Disputed responsibility may contribute, as well as a reluctance to learn. Successive attempts to persuade the front line of the NHS – and isn’t every aspect of the NHS a front line in its own way? – to adopt something akin to an airline pilots’ model of checklists, reported errors and learning, has never really gained acceptance. Yet the bill for negligence claims rises year by year, costing money that could be better spent on other things.
Some delays in tackling problems may also lie in genuine differences of medical opinion (or infighting among professionals). It is hard to see any other explanation for the 20-year delay in linking the anti-epilepsy drug, sodium valproate, to possible birth defects, and issuing advice accordingly – by which time as many as 20,000 children in the UK were affected. It was only last month that official advice was passed down, restricting the drug’s use for women of childbearing age, even though the risks had been the subject of a long-running campaign. France, for one, drew the same conclusion much earlier.
Nor is this an exception. Some health systems across the Channel seem quicker both to respond to clinical developments or problems and to try to pin down responsibility. A case in point would be the catastrophe of contaminated blood products that came to light in the late 1980s and cost or blighted thousands of lives.
In Germany, the then health minister made the decision as early as 1993 that all those affected would be paid a monthly allowance in lieu of costs and compensation. In France, in the same year, the head of the national blood transfusion service was sent to prison for distributing harmful health products. The prime minister at the time, Laurent Fabius, was also prosecuted, along with two other ministers, and his reputation was long tarnished as a result.

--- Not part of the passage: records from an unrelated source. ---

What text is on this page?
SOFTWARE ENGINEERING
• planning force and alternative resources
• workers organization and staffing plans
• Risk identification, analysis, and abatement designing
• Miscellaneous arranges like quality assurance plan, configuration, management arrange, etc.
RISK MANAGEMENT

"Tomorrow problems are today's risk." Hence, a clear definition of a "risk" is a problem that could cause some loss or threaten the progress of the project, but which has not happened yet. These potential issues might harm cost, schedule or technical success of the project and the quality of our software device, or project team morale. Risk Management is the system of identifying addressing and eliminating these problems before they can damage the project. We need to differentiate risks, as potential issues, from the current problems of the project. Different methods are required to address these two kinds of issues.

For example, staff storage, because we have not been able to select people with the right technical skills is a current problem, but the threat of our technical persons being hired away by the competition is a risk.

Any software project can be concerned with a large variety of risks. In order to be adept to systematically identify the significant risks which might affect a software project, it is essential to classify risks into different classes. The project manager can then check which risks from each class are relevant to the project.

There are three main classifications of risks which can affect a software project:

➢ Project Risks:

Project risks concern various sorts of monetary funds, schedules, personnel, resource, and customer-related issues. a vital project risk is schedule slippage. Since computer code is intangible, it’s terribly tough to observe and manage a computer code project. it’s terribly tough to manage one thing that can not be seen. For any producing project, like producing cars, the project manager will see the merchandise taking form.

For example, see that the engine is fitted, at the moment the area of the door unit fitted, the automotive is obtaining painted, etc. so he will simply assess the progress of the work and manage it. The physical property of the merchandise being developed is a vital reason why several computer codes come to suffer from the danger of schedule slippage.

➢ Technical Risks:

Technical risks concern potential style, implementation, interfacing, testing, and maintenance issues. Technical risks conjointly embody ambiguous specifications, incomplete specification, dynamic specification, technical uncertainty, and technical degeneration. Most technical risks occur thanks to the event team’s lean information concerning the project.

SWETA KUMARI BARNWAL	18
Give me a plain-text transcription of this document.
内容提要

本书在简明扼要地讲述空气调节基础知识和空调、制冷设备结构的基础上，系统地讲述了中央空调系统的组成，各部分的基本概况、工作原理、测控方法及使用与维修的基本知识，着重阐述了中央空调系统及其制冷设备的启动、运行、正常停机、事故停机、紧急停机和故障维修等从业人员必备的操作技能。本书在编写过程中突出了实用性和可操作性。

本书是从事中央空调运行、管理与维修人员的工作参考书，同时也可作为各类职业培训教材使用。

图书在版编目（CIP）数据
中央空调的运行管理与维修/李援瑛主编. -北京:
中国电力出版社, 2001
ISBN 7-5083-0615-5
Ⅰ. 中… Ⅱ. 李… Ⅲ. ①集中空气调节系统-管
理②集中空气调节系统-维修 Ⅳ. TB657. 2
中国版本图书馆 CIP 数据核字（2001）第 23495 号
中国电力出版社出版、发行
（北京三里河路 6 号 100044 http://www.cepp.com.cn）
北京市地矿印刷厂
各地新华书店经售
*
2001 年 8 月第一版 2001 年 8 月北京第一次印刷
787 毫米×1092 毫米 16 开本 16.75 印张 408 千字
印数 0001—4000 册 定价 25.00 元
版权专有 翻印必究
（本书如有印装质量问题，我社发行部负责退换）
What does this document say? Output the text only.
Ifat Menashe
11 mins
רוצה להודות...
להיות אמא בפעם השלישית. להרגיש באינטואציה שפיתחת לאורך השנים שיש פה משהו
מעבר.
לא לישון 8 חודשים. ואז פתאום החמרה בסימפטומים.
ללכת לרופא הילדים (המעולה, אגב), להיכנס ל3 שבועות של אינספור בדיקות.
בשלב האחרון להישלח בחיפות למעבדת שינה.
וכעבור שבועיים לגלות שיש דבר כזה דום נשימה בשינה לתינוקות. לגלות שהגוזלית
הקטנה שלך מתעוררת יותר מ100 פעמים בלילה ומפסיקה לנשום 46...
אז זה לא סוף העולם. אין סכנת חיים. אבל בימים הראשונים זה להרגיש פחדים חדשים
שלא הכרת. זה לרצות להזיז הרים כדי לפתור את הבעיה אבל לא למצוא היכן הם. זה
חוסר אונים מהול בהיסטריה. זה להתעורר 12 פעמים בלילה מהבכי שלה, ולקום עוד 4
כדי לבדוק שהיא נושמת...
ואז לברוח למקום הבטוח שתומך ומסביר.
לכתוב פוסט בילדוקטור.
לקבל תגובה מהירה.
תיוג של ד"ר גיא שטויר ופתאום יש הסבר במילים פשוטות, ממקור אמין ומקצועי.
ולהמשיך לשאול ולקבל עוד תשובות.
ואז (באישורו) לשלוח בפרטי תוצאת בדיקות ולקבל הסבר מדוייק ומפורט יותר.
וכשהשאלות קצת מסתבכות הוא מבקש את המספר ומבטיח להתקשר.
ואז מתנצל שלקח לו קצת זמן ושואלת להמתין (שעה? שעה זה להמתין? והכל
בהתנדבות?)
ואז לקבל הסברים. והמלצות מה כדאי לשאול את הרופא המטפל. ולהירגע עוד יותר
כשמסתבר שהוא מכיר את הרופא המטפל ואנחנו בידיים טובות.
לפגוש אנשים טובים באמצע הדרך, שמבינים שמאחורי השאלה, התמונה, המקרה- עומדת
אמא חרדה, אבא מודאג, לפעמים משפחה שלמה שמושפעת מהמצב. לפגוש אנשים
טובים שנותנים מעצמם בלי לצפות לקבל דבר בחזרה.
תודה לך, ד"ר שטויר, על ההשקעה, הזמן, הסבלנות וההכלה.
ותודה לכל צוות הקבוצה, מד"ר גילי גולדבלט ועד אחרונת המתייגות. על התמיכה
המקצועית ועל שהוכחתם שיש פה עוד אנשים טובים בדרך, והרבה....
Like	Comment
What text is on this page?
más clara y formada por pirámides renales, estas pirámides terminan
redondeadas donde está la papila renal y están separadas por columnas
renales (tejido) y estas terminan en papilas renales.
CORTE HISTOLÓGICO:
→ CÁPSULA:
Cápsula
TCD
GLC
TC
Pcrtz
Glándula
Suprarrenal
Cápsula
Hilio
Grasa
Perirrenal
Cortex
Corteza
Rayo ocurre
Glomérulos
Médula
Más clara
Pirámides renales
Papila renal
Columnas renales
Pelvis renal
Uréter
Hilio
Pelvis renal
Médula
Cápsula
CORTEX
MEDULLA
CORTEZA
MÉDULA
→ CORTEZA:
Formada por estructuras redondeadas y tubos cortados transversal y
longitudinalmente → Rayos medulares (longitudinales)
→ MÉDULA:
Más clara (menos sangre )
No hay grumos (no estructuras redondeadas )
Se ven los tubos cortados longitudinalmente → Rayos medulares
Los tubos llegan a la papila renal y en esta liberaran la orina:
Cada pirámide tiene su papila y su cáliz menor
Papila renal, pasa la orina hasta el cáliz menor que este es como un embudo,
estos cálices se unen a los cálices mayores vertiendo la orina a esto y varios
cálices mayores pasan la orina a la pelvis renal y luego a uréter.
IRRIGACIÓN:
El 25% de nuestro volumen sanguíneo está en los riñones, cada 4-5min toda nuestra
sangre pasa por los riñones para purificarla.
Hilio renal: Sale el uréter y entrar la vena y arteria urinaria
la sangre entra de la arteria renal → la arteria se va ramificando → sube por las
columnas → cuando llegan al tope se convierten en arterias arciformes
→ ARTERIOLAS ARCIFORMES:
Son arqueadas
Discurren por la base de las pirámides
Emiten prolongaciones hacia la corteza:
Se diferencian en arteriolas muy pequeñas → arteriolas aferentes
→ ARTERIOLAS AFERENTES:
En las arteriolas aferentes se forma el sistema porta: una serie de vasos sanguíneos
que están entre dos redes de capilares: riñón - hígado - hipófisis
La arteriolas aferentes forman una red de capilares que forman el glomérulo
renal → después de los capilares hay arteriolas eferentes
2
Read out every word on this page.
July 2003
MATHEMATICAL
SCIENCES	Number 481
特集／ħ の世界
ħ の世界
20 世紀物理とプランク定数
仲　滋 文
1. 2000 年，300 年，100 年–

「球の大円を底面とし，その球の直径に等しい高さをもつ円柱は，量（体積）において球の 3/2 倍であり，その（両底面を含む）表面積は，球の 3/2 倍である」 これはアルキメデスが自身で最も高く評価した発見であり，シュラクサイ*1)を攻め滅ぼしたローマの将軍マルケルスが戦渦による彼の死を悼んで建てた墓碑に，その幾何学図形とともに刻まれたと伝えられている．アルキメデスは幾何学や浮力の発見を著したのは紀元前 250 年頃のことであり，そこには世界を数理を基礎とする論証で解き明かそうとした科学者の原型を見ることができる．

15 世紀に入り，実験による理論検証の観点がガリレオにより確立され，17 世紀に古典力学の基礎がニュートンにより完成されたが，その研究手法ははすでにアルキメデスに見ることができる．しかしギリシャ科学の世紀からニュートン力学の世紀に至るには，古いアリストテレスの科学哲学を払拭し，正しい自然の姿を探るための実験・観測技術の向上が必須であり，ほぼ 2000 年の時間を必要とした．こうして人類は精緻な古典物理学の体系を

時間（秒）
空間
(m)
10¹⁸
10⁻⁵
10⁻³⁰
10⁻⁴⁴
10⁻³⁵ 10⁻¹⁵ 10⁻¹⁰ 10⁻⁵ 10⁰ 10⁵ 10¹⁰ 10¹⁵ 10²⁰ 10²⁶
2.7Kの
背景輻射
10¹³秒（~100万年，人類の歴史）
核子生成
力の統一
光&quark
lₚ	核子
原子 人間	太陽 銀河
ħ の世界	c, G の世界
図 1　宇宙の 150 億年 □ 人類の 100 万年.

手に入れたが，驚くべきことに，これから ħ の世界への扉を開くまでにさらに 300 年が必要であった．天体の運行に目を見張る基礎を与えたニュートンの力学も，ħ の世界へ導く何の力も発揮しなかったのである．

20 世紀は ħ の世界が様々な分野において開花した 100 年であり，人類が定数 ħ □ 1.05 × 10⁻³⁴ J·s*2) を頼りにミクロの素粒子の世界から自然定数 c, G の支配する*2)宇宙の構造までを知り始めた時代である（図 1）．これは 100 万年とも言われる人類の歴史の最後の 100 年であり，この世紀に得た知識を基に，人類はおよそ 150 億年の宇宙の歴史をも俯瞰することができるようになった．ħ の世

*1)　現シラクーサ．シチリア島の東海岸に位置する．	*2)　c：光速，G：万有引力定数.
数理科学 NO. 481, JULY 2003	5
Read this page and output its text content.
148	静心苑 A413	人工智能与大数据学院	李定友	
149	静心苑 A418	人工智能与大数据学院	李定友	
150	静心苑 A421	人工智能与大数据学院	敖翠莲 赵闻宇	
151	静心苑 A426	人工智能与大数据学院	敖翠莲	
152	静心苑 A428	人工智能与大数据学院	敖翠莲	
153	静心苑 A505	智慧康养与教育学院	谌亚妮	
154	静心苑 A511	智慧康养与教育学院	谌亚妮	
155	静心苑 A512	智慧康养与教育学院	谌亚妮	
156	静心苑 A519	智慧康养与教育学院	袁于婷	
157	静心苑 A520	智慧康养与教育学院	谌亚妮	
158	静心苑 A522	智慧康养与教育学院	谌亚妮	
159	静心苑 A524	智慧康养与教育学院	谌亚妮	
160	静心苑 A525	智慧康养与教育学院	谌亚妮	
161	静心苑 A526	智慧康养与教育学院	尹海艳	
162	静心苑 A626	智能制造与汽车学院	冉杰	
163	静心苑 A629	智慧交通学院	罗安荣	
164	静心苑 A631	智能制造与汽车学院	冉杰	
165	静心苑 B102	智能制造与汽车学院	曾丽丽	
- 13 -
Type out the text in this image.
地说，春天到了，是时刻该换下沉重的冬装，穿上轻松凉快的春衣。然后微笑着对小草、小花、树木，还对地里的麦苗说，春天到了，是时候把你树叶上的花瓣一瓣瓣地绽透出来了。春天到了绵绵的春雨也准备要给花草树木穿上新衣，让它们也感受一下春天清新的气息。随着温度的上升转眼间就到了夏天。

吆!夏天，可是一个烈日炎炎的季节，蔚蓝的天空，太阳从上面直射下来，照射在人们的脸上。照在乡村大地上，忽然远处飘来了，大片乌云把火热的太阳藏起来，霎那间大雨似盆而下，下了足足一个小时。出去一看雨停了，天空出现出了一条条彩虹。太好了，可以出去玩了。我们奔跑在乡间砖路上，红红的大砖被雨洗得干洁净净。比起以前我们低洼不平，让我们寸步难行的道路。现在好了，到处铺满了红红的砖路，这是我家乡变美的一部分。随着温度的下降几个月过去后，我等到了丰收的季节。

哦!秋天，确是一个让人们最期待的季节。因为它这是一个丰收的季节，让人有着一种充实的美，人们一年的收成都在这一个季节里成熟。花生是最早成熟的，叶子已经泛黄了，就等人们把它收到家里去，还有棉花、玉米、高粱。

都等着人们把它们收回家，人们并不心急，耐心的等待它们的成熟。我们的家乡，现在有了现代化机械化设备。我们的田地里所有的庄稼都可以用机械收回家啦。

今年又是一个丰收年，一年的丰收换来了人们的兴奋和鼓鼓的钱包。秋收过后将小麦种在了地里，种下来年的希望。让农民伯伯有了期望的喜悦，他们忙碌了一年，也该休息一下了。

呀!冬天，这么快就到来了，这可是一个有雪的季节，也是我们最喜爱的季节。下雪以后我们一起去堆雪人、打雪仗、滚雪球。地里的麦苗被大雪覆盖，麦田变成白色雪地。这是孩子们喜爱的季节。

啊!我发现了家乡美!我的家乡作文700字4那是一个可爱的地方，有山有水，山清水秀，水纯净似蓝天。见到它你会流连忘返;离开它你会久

Compare this with the UK’s treatment of its contaminated blood affair – essentially a subsection of the same global scandal. Those afflicted are only now able to look forward to their day in court. An inquiry was one of Theresa May’s first promises when she became prime minister. But relatives have still had to fight every inch of the way: first to secure a judge-led, rather than NHS-led, inquiry, then to qualify for state legal aid. Why has any resort to justice taken 25 years longer than in Germany, and nearly 20 years longer than in France? And why have official attitudes been so grudging?
One answer may lie in the – often uncritical – regard in which we, as a country, and our political establishment holds the NHS. Individual negligence claims are made and settled: all right, it is eventually admitted that mistakes are made. But big mistakes, affecting hundreds and thousands of people? “Our” NHS would never do that, would it? It is, is it not, the best in the world?
Corroboration for such a view comes in part from satisfied patients (who often have little knowledge of how things work elsewhere). It also comes from the much-cited Commonwealth Fund survey, which has placed the NHS top overall of the 11 countries it surveys, with particular excellence in categories such as care process and affordability. Rarely highlighted is that the same survey places the NHS 10th out of 11 for clinical “outcomes”. In other words, we may have excellent processes, but when it comes to results – well, not so good.
After admitting the errors over breast cancer screening, Jeremy Hunt also announced an independent review. Let’s hope, first, that it is completed without delay; second, that it pins down responsibility, and third, that it hazards how cooperation between man and machine in the NHS could – should – be improved. If it were also to open the way for a less rose-tinted view of the NHS, then a real prospect of improvement might be at hand.